Она висит в нескольких сантиметрах над полом, покачиваясь на крепких железных цепях. Наручи впиваются в кожу, но этого она не чувствует так же, как и боли. Все ее тело — один сплошной нерв, который то и дело прижигают огнем. Кровавые дорожки успели засохнуть на лице, и она не ощущает его, будто кто-то напялил на нее плотную маску.
Очередной тычок в бок — и она начала раскачиваться из стороны в сторону, приводя этим в восторг своих мучителей, вызывая острую жалость у того, кто оказался в этом страшном месте вместе с ней. Тот, кто мог бы облегчить ее участь.
Тодд ничего не хочет: ни спасти своего крестного, ни спасти старика, которого бы не было здесь, не поведи она себя безрассудно. Она не хочет спасти саму себя. Единственное, чего она желает, — это поскорее умереть.
Чтобы тело успокоилось, чтобы боль не заменяла все остальные чувства. Она не хочет чувствовать. Не хочет ощущать. Не хочет жить. Собственная глупость и гордыня привели ее в лапы демонов, и она никого не винит в этом.
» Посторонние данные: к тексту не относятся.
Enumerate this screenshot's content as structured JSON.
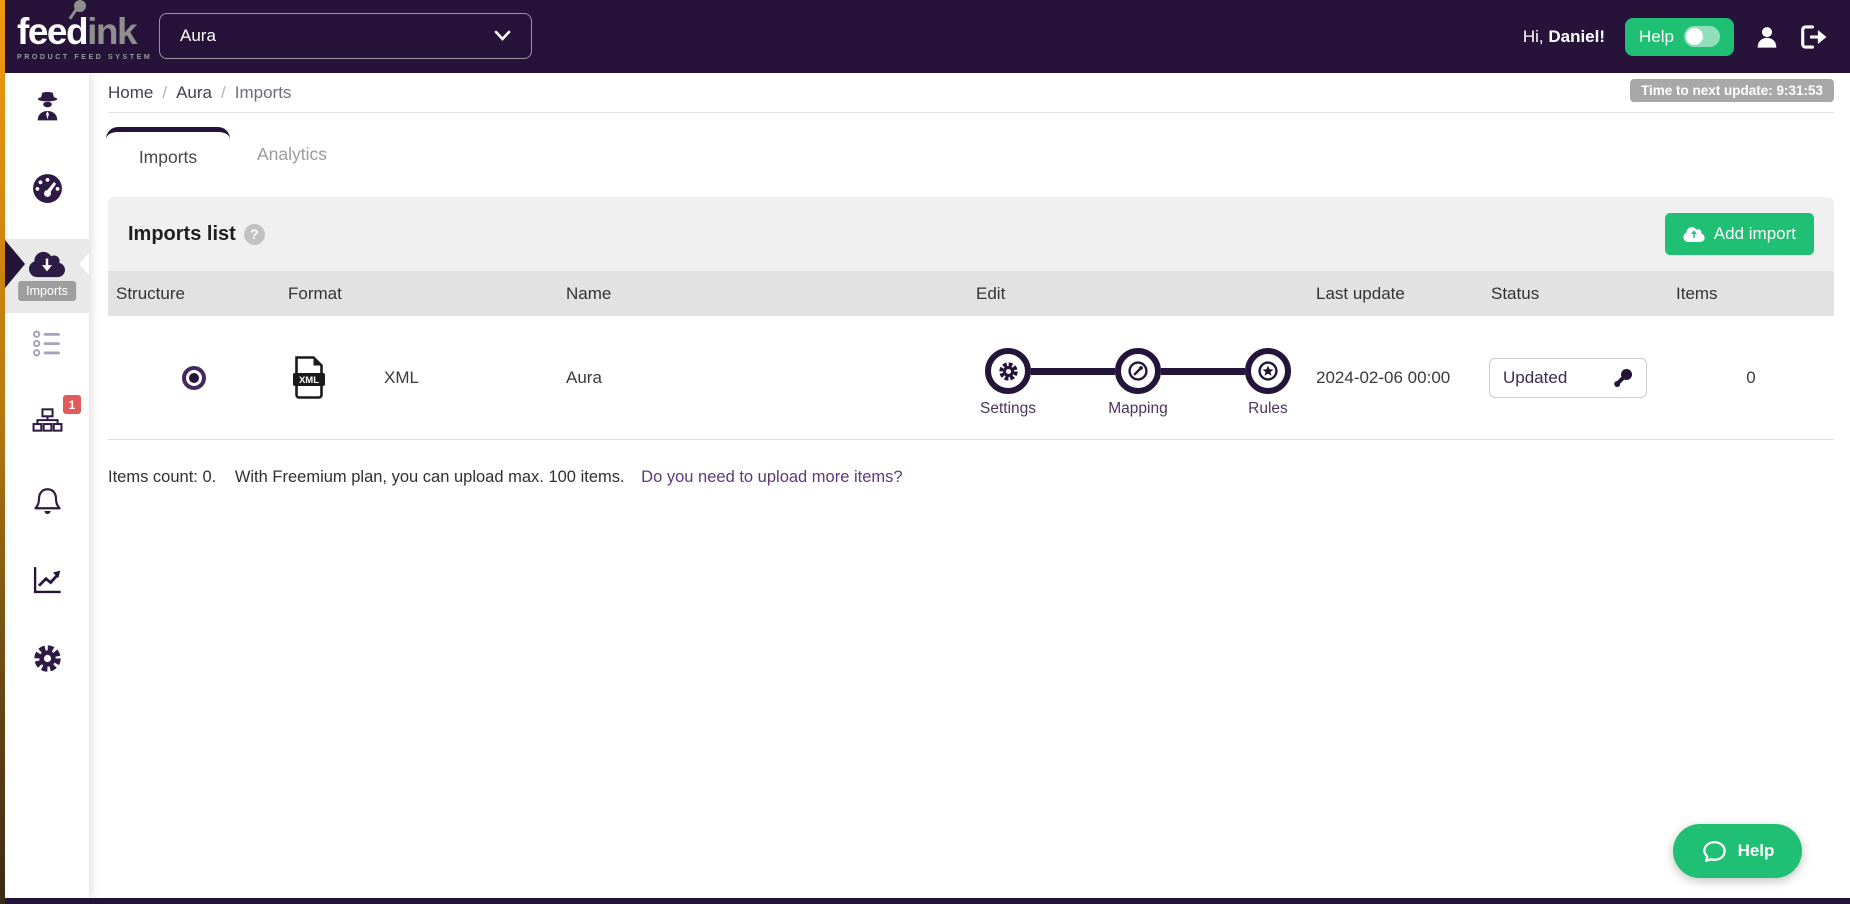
{
  "header": {
    "logo": {
      "part1": "feed",
      "part2": "ink",
      "tagline": "PRODUCT FEED SYSTEM"
    },
    "project_select": {
      "value": "Aura"
    },
    "greeting_prefix": "Hi,",
    "greeting_name": "Daniel!",
    "help_button": "Help"
  },
  "sidebar": {
    "imports_tooltip": "Imports",
    "structure_badge": "1"
  },
  "breadcrumb": {
    "home": "Home",
    "separator": "/",
    "project": "Aura",
    "current": "Imports"
  },
  "update_timer": "Time to next update: 9:31:53",
  "tabs": {
    "imports": "Imports",
    "analytics": "Analytics"
  },
  "panel": {
    "title": "Imports list",
    "add_button": "Add import"
  },
  "table": {
    "columns": [
      "Structure",
      "Format",
      "Name",
      "Edit",
      "Last update",
      "Status",
      "Items"
    ],
    "rows": [
      {
        "format_icon_label": "XML",
        "format": "XML",
        "name": "Aura",
        "edit_steps": [
          "Settings",
          "Mapping",
          "Rules"
        ],
        "last_update": "2024-02-06 00:00",
        "status": "Updated",
        "items": "0"
      }
    ]
  },
  "footer_note": {
    "count": "Items count: 0.",
    "plan": "With Freemium plan, you can upload max. 100 items.",
    "link": "Do you need to upload more items?"
  },
  "help_launcher": "Help",
  "colors": {
    "accent_green": "#1fbf74",
    "dark_purple": "#241439",
    "badge_red": "#e05c5c",
    "strip_orange": "#f09a12"
  }
}
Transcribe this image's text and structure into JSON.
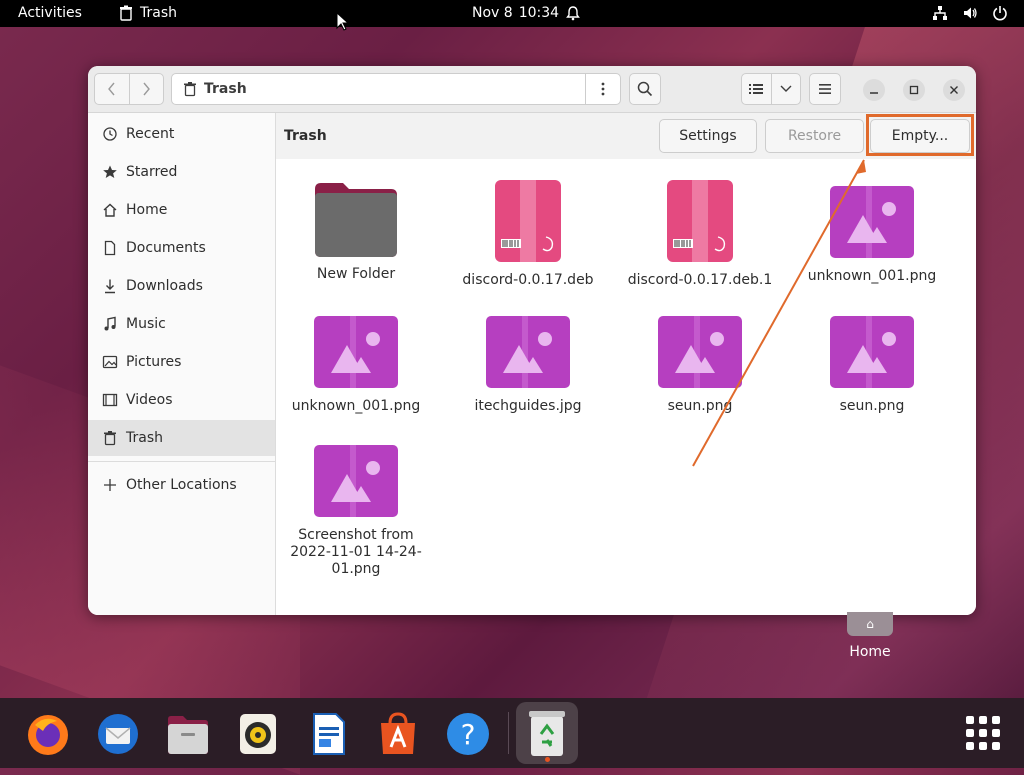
{
  "topbar": {
    "activities": "Activities",
    "app_name": "Trash",
    "date": "Nov 8",
    "time": "10:34"
  },
  "window": {
    "path": "Trash",
    "header_title": "Trash",
    "actions": {
      "settings": "Settings",
      "restore": "Restore",
      "empty": "Empty..."
    }
  },
  "sidebar": {
    "items": [
      {
        "label": "Recent",
        "icon": "clock-icon"
      },
      {
        "label": "Starred",
        "icon": "star-icon"
      },
      {
        "label": "Home",
        "icon": "home-icon"
      },
      {
        "label": "Documents",
        "icon": "document-icon"
      },
      {
        "label": "Downloads",
        "icon": "download-icon"
      },
      {
        "label": "Music",
        "icon": "music-icon"
      },
      {
        "label": "Pictures",
        "icon": "picture-icon"
      },
      {
        "label": "Videos",
        "icon": "video-icon"
      },
      {
        "label": "Trash",
        "icon": "trash-icon",
        "active": true
      }
    ],
    "other_locations": "Other Locations"
  },
  "files": [
    {
      "name": "New Folder",
      "type": "folder"
    },
    {
      "name": "discord-0.0.17.deb",
      "type": "deb"
    },
    {
      "name": "discord-0.0.17.deb.1",
      "type": "deb"
    },
    {
      "name": "unknown_001.png",
      "type": "image"
    },
    {
      "name": "unknown_001.png",
      "type": "image"
    },
    {
      "name": "itechguides.jpg",
      "type": "image"
    },
    {
      "name": "seun.png",
      "type": "image"
    },
    {
      "name": "seun.png",
      "type": "image"
    },
    {
      "name": "Screenshot from 2022-11-01 14-24-01.png",
      "type": "image"
    }
  ],
  "desktop": {
    "home_label": "Home"
  },
  "dock": {
    "apps": [
      "Firefox",
      "Thunderbird",
      "Files",
      "Rhythmbox",
      "LibreOffice Writer",
      "Ubuntu Software",
      "Help",
      "Trash"
    ]
  },
  "colors": {
    "accent": "#e95420",
    "highlight": "#e06a2c",
    "image_icon": "#b63fc0",
    "deb_icon": "#e0457b"
  }
}
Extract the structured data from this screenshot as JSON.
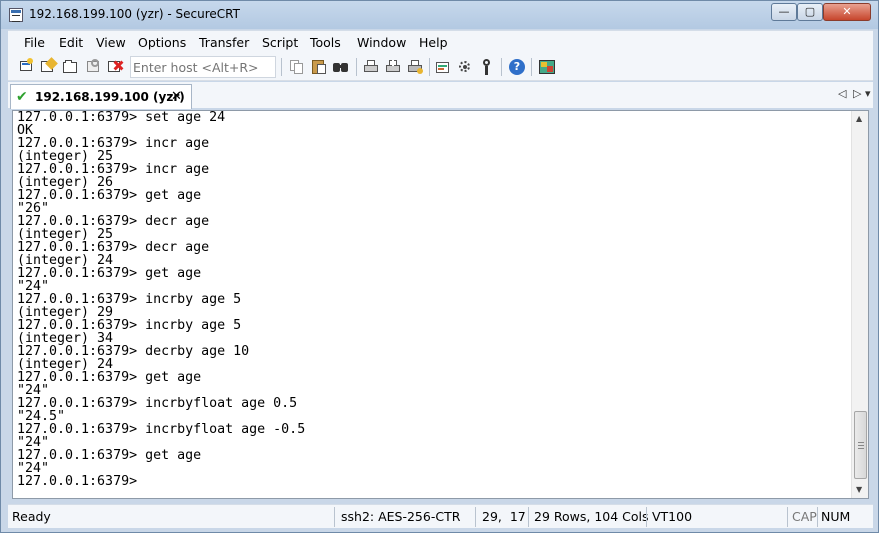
{
  "window": {
    "title": "192.168.199.100 (yzr) - SecureCRT",
    "controls": {
      "minimize": "—",
      "maximize": "▢",
      "close": "✕"
    }
  },
  "menu": [
    "File",
    "Edit",
    "View",
    "Options",
    "Transfer",
    "Script",
    "Tools",
    "Window",
    "Help"
  ],
  "toolbar": {
    "host_placeholder": "Enter host <Alt+R>",
    "icons": [
      "connect-icon",
      "quick-connect-icon",
      "connect-tab-icon",
      "reconnect-icon",
      "disconnect-icon",
      "copy-icon",
      "paste-icon",
      "find-icon",
      "print-icon",
      "print-selection-icon",
      "print-setup-icon",
      "session-options-icon",
      "global-options-icon",
      "keymap-icon",
      "help-icon",
      "sftp-icon"
    ]
  },
  "tab": {
    "label": "192.168.199.100 (yzr)",
    "close": "✕",
    "nav_left": "◁",
    "nav_right": "▷",
    "nav_down": "▾"
  },
  "terminal": {
    "lines": [
      "127.0.0.1:6379> set age 24",
      "OK",
      "127.0.0.1:6379> incr age",
      "(integer) 25",
      "127.0.0.1:6379> incr age",
      "(integer) 26",
      "127.0.0.1:6379> get age",
      "\"26\"",
      "127.0.0.1:6379> decr age",
      "(integer) 25",
      "127.0.0.1:6379> decr age",
      "(integer) 24",
      "127.0.0.1:6379> get age",
      "\"24\"",
      "127.0.0.1:6379> incrby age 5",
      "(integer) 29",
      "127.0.0.1:6379> incrby age 5",
      "(integer) 34",
      "127.0.0.1:6379> decrby age 10",
      "(integer) 24",
      "127.0.0.1:6379> get age",
      "\"24\"",
      "127.0.0.1:6379> incrbyfloat age 0.5",
      "\"24.5\"",
      "127.0.0.1:6379> incrbyfloat age -0.5",
      "\"24\"",
      "127.0.0.1:6379> get age",
      "\"24\"",
      "127.0.0.1:6379> "
    ]
  },
  "statusbar": {
    "state": "Ready",
    "cipher": "ssh2: AES-256-CTR",
    "cursor": "29,  17",
    "size": "29 Rows, 104 Cols",
    "emulation": "VT100",
    "caps": "CAP",
    "num": "NUM"
  },
  "colors": {
    "titlebar": "#b8cde4",
    "close_button": "#c7452c",
    "connected_check": "#2ea12e",
    "terminal_bg": "#ffffff"
  }
}
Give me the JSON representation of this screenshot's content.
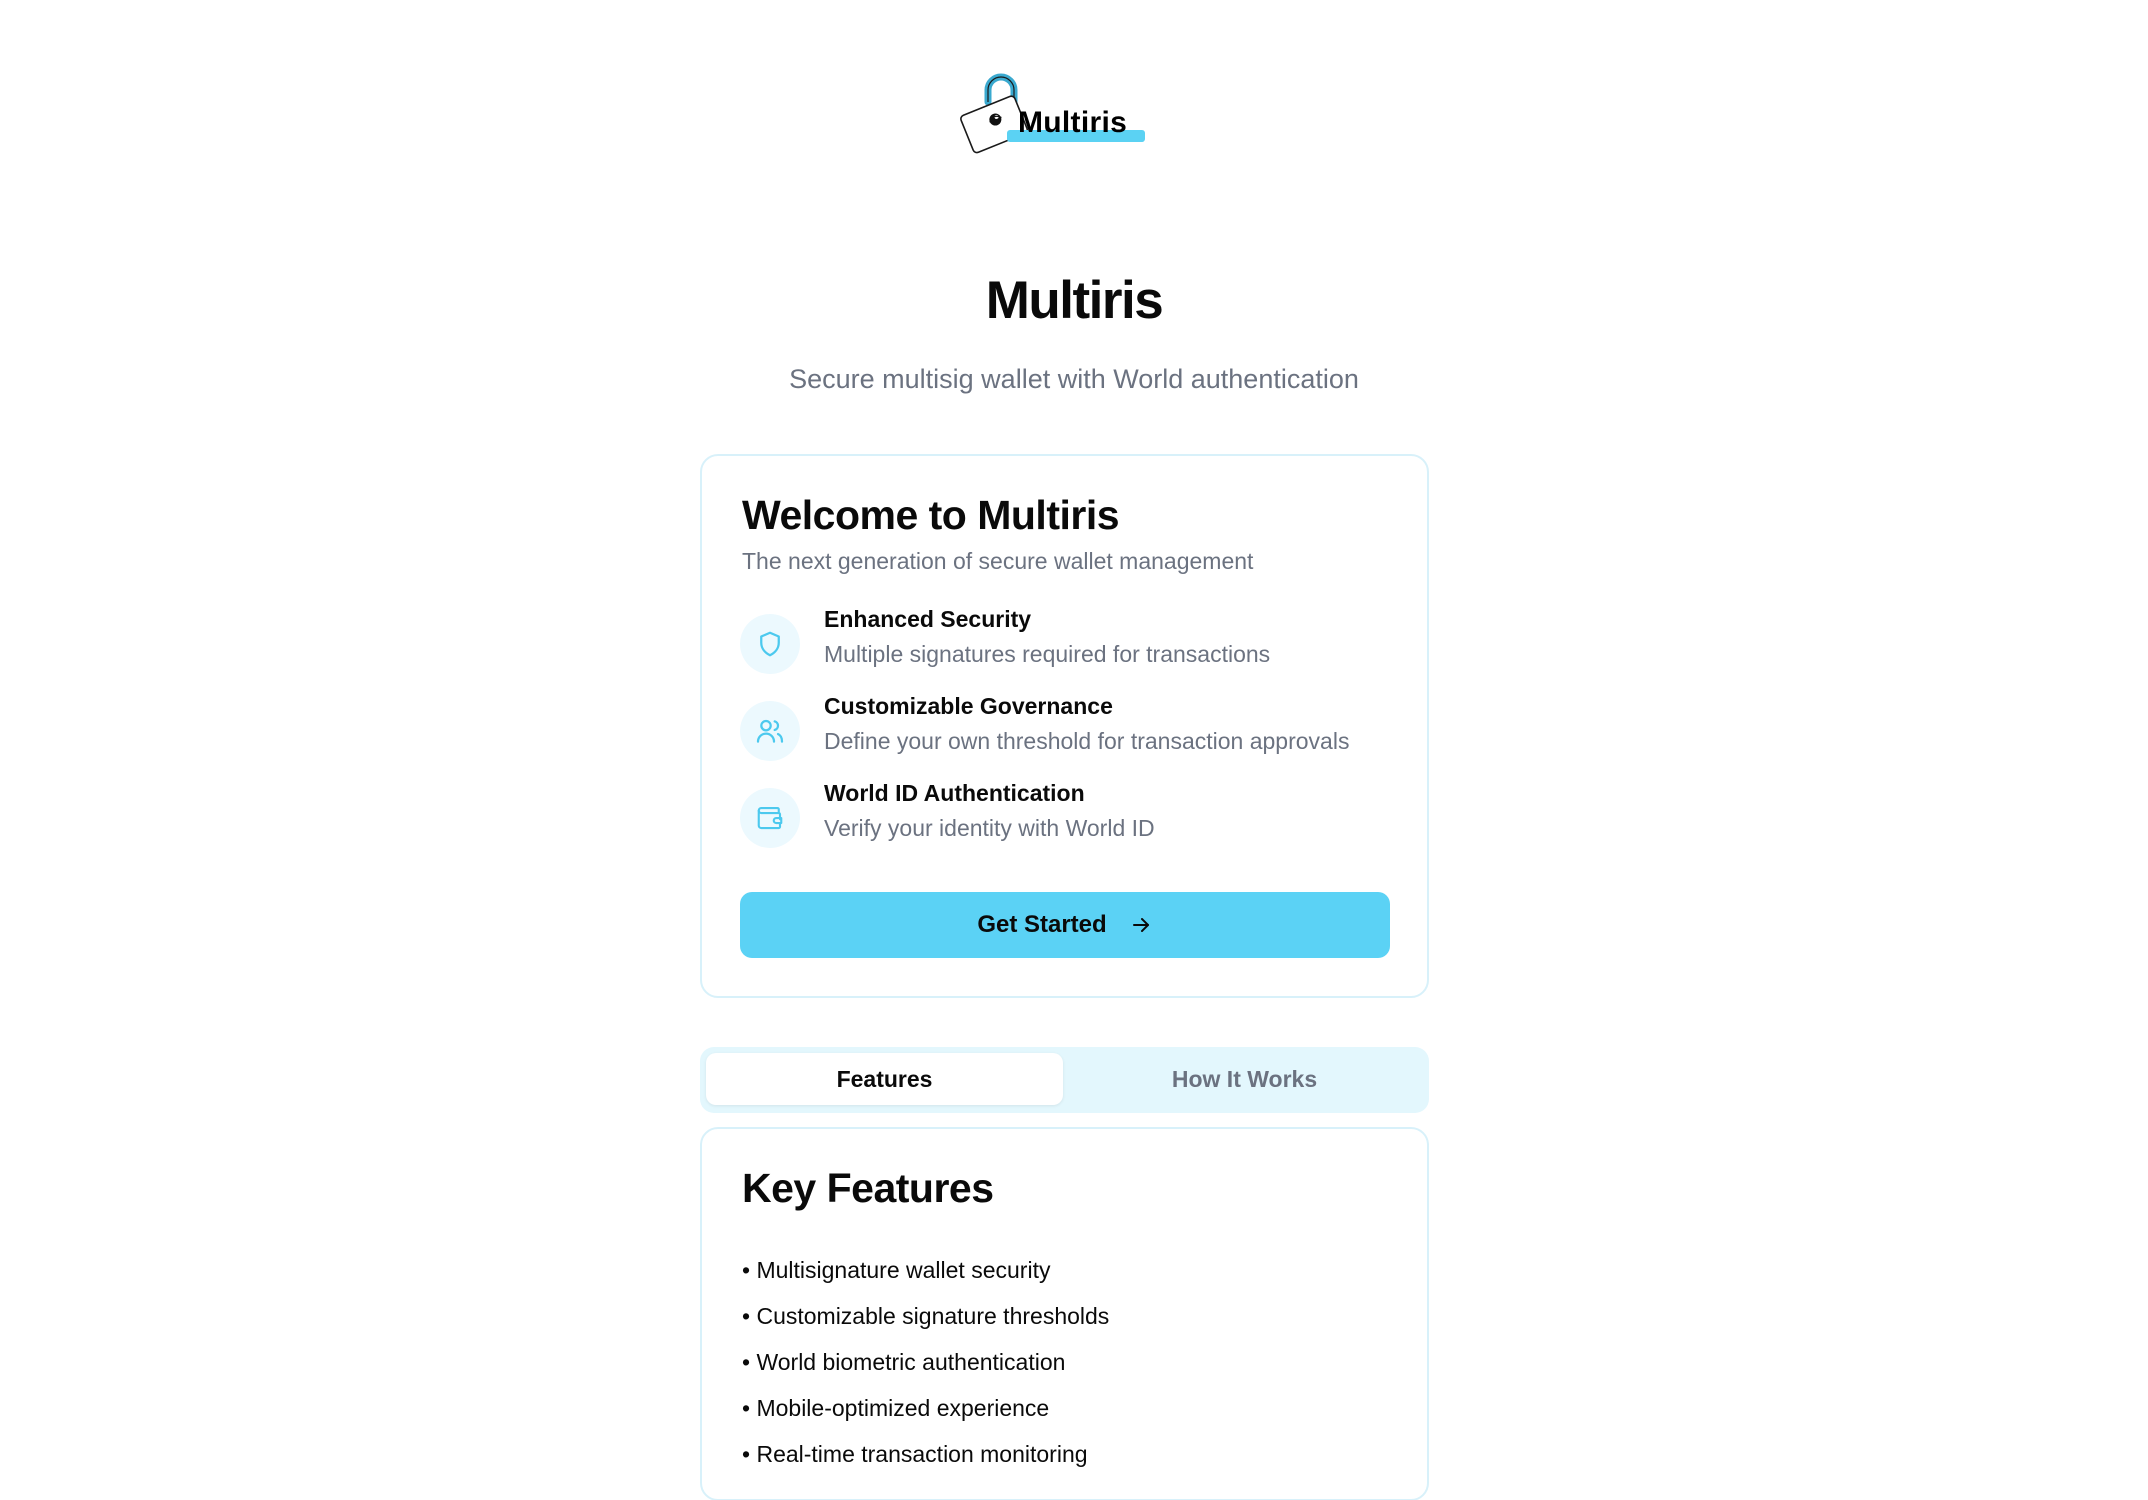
{
  "logo": {
    "text": "Multiris"
  },
  "header": {
    "title": "Multiris",
    "subtitle": "Secure multisig wallet with World authentication"
  },
  "welcome": {
    "title": "Welcome to Multiris",
    "subtitle": "The next generation of secure wallet management",
    "features": [
      {
        "icon": "shield-icon",
        "title": "Enhanced Security",
        "description": "Multiple signatures required for transactions"
      },
      {
        "icon": "users-icon",
        "title": "Customizable Governance",
        "description": "Define your own threshold for transaction approvals"
      },
      {
        "icon": "wallet-icon",
        "title": "World ID Authentication",
        "description": "Verify your identity with World ID"
      }
    ],
    "cta_label": "Get Started"
  },
  "tabs": [
    {
      "label": "Features",
      "active": true
    },
    {
      "label": "How It Works",
      "active": false
    }
  ],
  "key_features": {
    "title": "Key Features",
    "items": [
      "Multisignature wallet security",
      "Customizable signature thresholds",
      "World biometric authentication",
      "Mobile-optimized experience",
      "Real-time transaction monitoring"
    ]
  },
  "colors": {
    "accent": "#5bd2f5",
    "icon_stroke": "#4cc9ee",
    "muted_text": "#6b7280",
    "card_border": "#d8f1fa",
    "tab_bg": "#e3f7fd"
  }
}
Она могла бы сейчас преподавать в каком-нибудь колледже и не знать о том, что скрывает в тени известный ей мир. Она могла бы выйти замуж и стать матерью. Могла бы попросить Амоса стать крестным своих детей. Но вместо этого она побежала вперед за славой и признанием без единой крупицы сомнения. Она могла бы быть сейчас дома. Но никакого «бы» у нее уже не будет.
Мозес молчит, крепко стиснув зубы и кулаки.
Он не смотрит на бедную окровавленную девушку. Она покачивается, как маятник, перед его лицом, а адские создания смеются над ее тихими всхлипами после очередного удара.
Они пытают ее уже слишком давно, а старик продолжает молчать, за что получает болезненный удар в лицо. Сплевывает кровь и приподнимается на руках, с вызовом глядя в глаза своих палачей. Он понимает: стоит ему открыть рот, и их жизни оборвутся. Он не дает себе и Клаудии ни одного шанса на выживание. Но разве ее страдания лучше легкой и быстрой смерти? Разве тайна ангелов стоит этого?
— Господин, — демоны поворачиваются к фигуре, спускающейся по лестнице, и склоняются в приветствии.
Андрас осматривает открывшуюся картину с интересом бывалого критика, который пришел на выставку современного искусства. Ему не впервой видеть столько крови и столько чужой боли. Сколько таких же людей он замучил когда-то? Сколько еще он замучит за свое бессмертное существование?
— Молчат? — темный генерал проходит мимо мужчины на полу и приближается к своей бывшей сотруднице.
— Еще немного — и заговорят, — уверяет его один из демонов, поднимая руку с зажатым в ней кривым клинком. Таким, каким обычно снимают кожу. Он только взял его, но не успел применить.